The application runs on Kubernetes, should we not use RocksDbSessionBytesStoreSupplier?



Thanks

Andrew



This message and any attachments are intended only for the use of the addressee and may contain information that is privileged and confidential. If the reader of the message is not the intended recipient or an authorized representative of the intended recipient, you are hereby notified that any dissemination of this communication is strictly prohibited. If you have received this communication in error, notify the sender immediately by return email and delete the message and any attachments from your system.

Re: Kafka Streaming: RocksDbSessionBytesStoreSupplier seems lost data in Kubernetes

Posted by "Matthias J. Sax" <mj...@apache.org>.
The class `RocksDbSessionBytesStoreSupplier` is in package `internal` 
and thus, you should not use it directly. Instead, you should use the 
public factory class `org.apache.kafka.streams.state.Stores`

However, your usage seems correct in general.

Not sure why you pass-in the supplier directly though? In the end, if 
you want to set a name for the store, you can use 
`Materialized.as("..."), and you can set retention time via 
`Materailazed#withRetention(...)` (what would be the proper usage of the 
API).

Besides this, the store should be backed by a changelog topic and thus 
you should never lose any data, independent of you deployment.

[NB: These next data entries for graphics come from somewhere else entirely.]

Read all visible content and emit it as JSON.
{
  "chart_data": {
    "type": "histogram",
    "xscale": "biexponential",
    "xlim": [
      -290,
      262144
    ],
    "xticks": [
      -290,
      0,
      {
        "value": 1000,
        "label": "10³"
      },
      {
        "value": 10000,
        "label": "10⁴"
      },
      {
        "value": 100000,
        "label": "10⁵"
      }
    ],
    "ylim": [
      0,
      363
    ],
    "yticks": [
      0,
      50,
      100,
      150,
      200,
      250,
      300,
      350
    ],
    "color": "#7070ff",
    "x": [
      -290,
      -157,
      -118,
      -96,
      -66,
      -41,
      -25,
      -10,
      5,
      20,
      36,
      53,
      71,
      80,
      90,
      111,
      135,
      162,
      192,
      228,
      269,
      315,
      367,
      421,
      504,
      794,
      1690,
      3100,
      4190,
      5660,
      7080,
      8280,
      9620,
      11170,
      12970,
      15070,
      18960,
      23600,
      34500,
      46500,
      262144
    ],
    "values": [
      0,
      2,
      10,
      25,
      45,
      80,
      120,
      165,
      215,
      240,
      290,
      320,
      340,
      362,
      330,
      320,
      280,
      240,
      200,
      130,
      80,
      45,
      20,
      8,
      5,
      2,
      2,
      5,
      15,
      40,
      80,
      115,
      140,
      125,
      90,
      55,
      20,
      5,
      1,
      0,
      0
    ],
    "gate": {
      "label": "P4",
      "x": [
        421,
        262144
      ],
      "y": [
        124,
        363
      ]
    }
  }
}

Of course, I would recommend to use a stateful set and re-attach storage 
to the pod to avoid re-creating the store from the changelog.

HTH,

-Matthias


On 6/28/23 8:49 AM, An, Hongguo (CORP) wrote:
> Hi:
> I am using RocksDbSessionBytesStoreSupplier in my kafka streaming application for an aggregation like this:
> 
> 
> var materialized =
> 
>                     Materialized.<String, List<CDCRecord>>as(
> 
>                               new RocksDbSessionBytesStoreSupplier(env.getProperty("messages.cdc.pft.topic", "NASHCM.PAYROLL.PFT.FILENUMBER"),
> 
>                                         Duration.parse(env.getProperty("pft.duration", "P7D")).toMillis()))
> 
>                     .withKeySerde(stringSerde)
> 
>                     .withValueSerde(listSerde);
> 
> 
> 
> 
> stream.windowedBy(SessionWindows
> 
>                     .with(Duration.parse(env.getProperty("pft.gap", "PT0.1S")))
> 
>                     .grace(Duration.parse(env.getProperty("pft.duration", "PT0.05S")))
> 
>            )
> 
>            .aggregate(ArrayList::new,
> 
>                     (k, v, list)->{list.add(v); return list;},
> 
>                     (k, list1, list2)->{list1.addAll(list2); return list1;},
> 
>                     materialized)
> 
> .toStream().foreach((key, value) -> {
> 
> //sometimes value is null, but this should never happened – and we do see some messages not processed.
> 
> }
> 
> 
> 
> The application runs on Kubernetes, should we not use RocksDbSessionBytesStoreSupplier?
> 
> 
> 
> Thanks
> 
> Andrew
> 
> 
> 
> This message and any attachments are intended only for the use of the addressee and may contain information that is privileged and confidential. If the reader of the message is not the intended recipient or an authorized representative of the intended recipient, you are hereby notified that any dissemination of this communication is strictly prohibited. If you have received this communication in error, notify the sender immediately by return email and delete the message and any attachments from your system.